# Best Gutter Cleaning Tools



## DanielThomas (Aug 2, 2016)

Would like to here people's thoughts on the best Gutter Cleaning Tools on the market? Sick of using a ladder. Here is the only one I have found that looks promising, but it isn't out yet. http://www.ezsmarttools.com/gutter-cleaner/gutter-cleaner/


----------



## nealtw (Aug 2, 2016)

Sure looks interesting.:thbup:


----------



## slownsteady (Aug 2, 2016)

It would have to have one heck of a motor in that little case to dislodge leaves here in rural NJ. Add the dampness of a little gutter water and you have quite a load for a blower.
My Shop-Vac has a detachable motor which can be used as a blower. I attached all the tubes, added a PVC elbow and I use that for most of my gutters. I have a walk-out basement in the back, so those gutters can't be reached with my rig.


----------



## DanielThomas (Aug 3, 2016)

Interesting, thanks for the feedback. @slownsteady, have you used any of the robotic gutter cleaners?  like the iRobot Looj, pretty cool


----------



## zannej (Aug 3, 2016)

I use the combination of a regular kitchen broom and a gutter scoop.


----------



## slownsteady (Aug 4, 2016)

DanielThomas said:


> Interesting, thanks for the feedback. @slownsteady, have you used any of the robotic gutter cleaners?  like the iRobot Looj, pretty cool


No, I haven't. I'm a fan of iRobot but I don't have much faith that any of those gadgets will get through my gutters. I could be wrong, but I'm not about to buy one on pure faith.


----------



## doechsli (Oct 18, 2016)

I have found that a 17 year old son is the most effective tool, particularly when he wants to use the car.

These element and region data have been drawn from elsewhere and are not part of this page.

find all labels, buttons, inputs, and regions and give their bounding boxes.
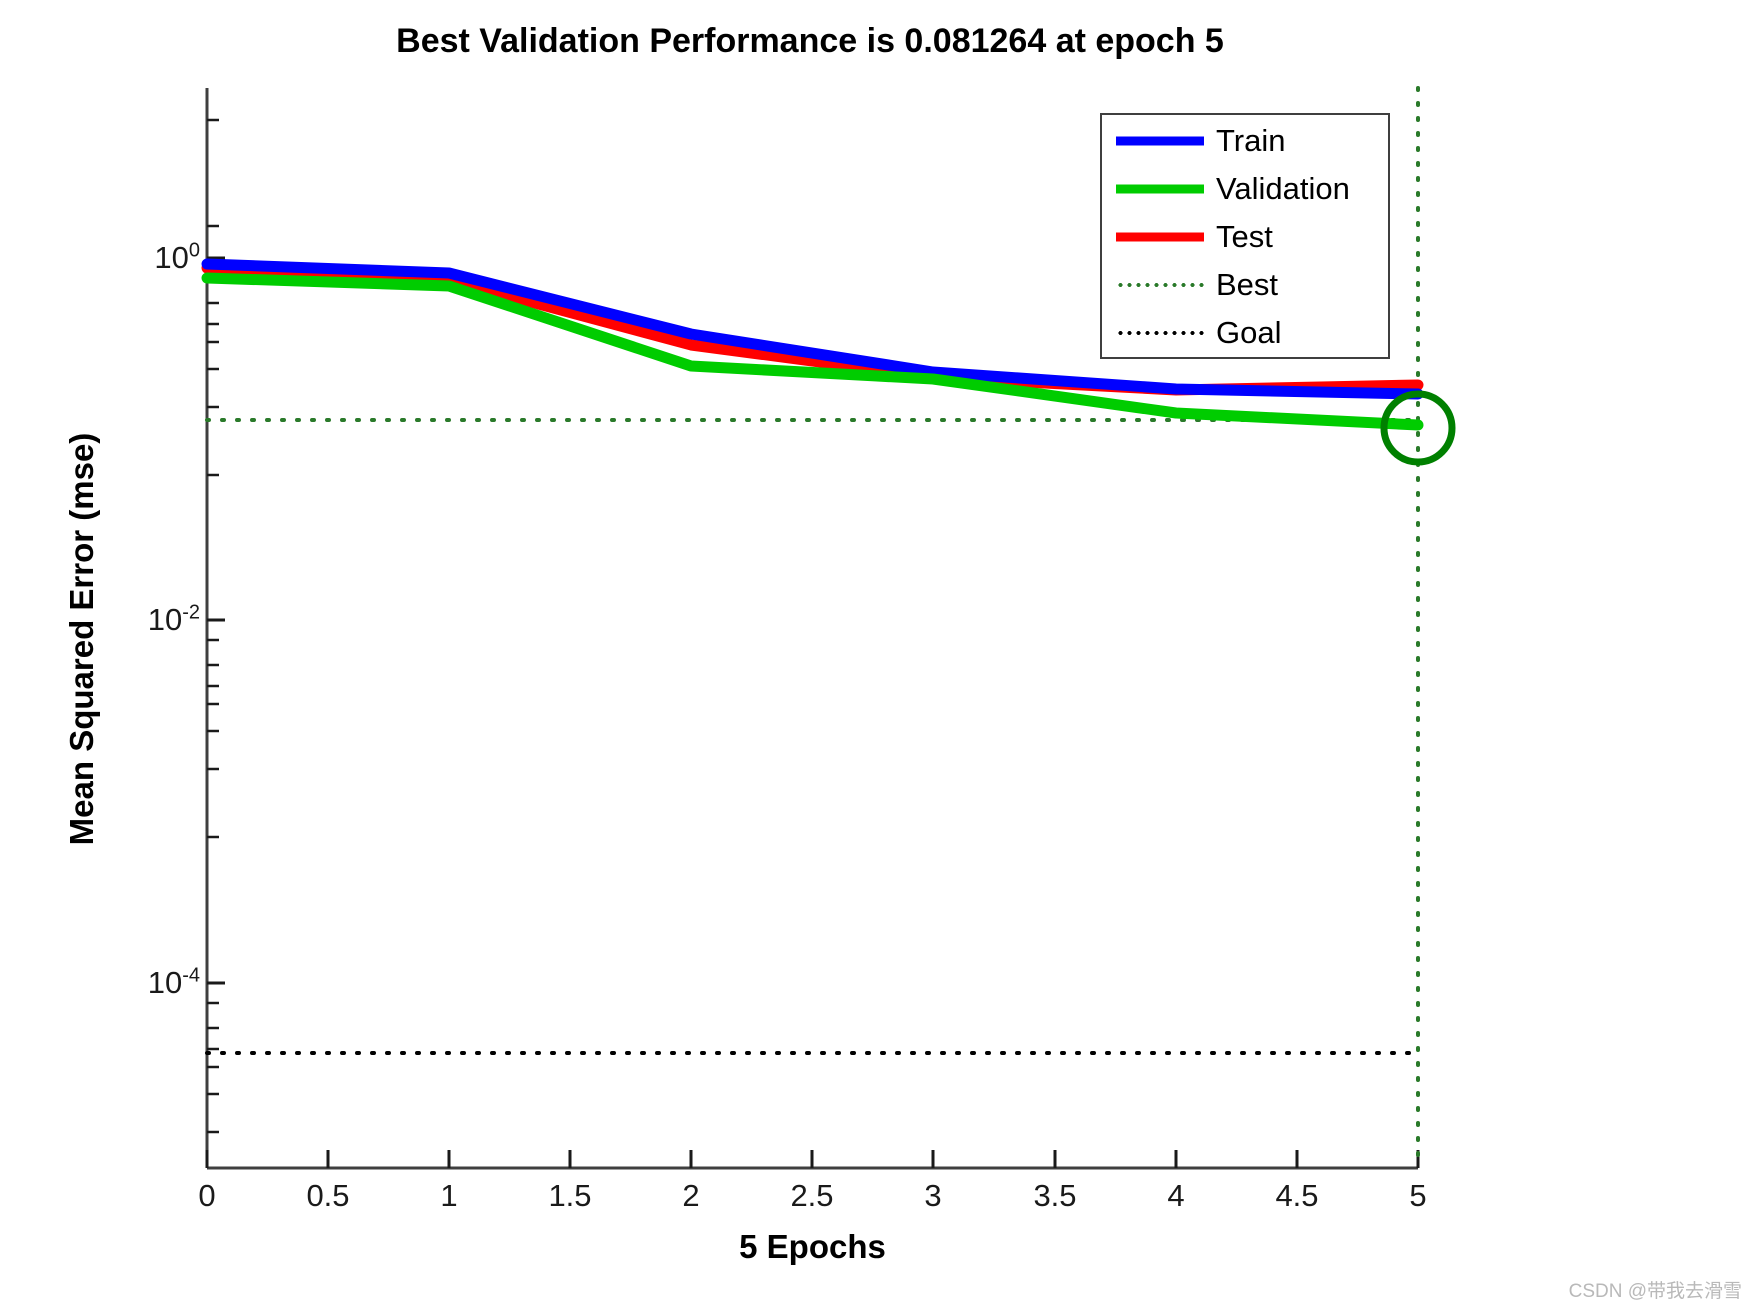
x-axis-title: 5 Epochs [739, 1228, 886, 1265]
x-tick-label: 0.5 [306, 1178, 350, 1213]
legend-label-best: Best [1216, 267, 1279, 302]
x-tick-label: 2 [682, 1178, 700, 1213]
legend-item-validation[interactable]: Validation [1102, 165, 1392, 213]
x-tick-label: 3 [924, 1178, 942, 1213]
y-tick-label-1: 100 [154, 239, 200, 275]
legend-label-train: Train [1216, 123, 1286, 158]
legend-swatch-train [1116, 130, 1204, 152]
x-tick-label: 5 [1409, 1178, 1427, 1213]
legend-swatch-validation [1116, 178, 1204, 200]
legend-swatch-goal [1116, 322, 1204, 344]
performance-plot-figure: Best Validation Performance is 0.081264 … [0, 0, 1750, 1313]
y-tick-label-2: 10-2 [147, 601, 200, 637]
x-tick-label: 3.5 [1033, 1178, 1077, 1213]
page-title: Best Validation Performance is 0.081264 … [396, 22, 1224, 60]
x-ticks [205, 1150, 1420, 1168]
legend-label-validation: Validation [1216, 171, 1350, 206]
x-tick-label: 4.5 [1275, 1178, 1319, 1213]
legend-item-train[interactable]: Train [1102, 117, 1392, 165]
x-tick-label: 2.5 [790, 1178, 834, 1213]
legend-swatch-best [1116, 274, 1204, 296]
x-tick-label: 1.5 [548, 1178, 592, 1213]
legend-swatch-test [1116, 226, 1204, 248]
watermark: CSDN @带我去滑雪 [1568, 1281, 1742, 1302]
legend-item-test[interactable]: Test [1102, 213, 1392, 261]
x-tick-label: 4 [1167, 1178, 1185, 1213]
legend-label-test: Test [1216, 219, 1273, 254]
plot-canvas [201, 86, 1456, 1170]
x-tick-label: 1 [440, 1178, 458, 1213]
y-tick-label-3: 10-4 [147, 964, 200, 1000]
legend-item-best[interactable]: Best [1102, 261, 1392, 309]
x-tick-label: 0 [198, 1178, 216, 1213]
legend-label-goal: Goal [1216, 315, 1282, 350]
y-axis-title: Mean Squared Error (mse) [63, 432, 100, 846]
y-major-ticks [207, 256, 225, 985]
legend-item-goal[interactable]: Goal [1102, 309, 1392, 357]
legend: Train Validation Test Best Goal [1100, 113, 1390, 359]
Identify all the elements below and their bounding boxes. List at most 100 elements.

Seriously, for dry leaves any blower will work but as mentioned before if they are wet, the only thing I have found that works is a scoop and your hands.  I wear a pair of cheapo Harbor Freight gloves and wait for a warm day.  Cold temps and wet leaves make for some uncomfortable hands.


----------



## frodo (Nov 13, 2016)

doechsli said:


> I have found that a 17 year old son is the most effective tool, particularly when he wants to use the car.
> 
> Seriously, for dry leaves any blower will work but as mentioned before if they are wet, the only thing I have found that works is a scoop and your hands.  I wear a pair of cheapo Harbor Freight gloves and wait for a warm day.  Cold temps and wet leaves make for some uncomfortable hands.




damnit,  you stold all my good answers


----------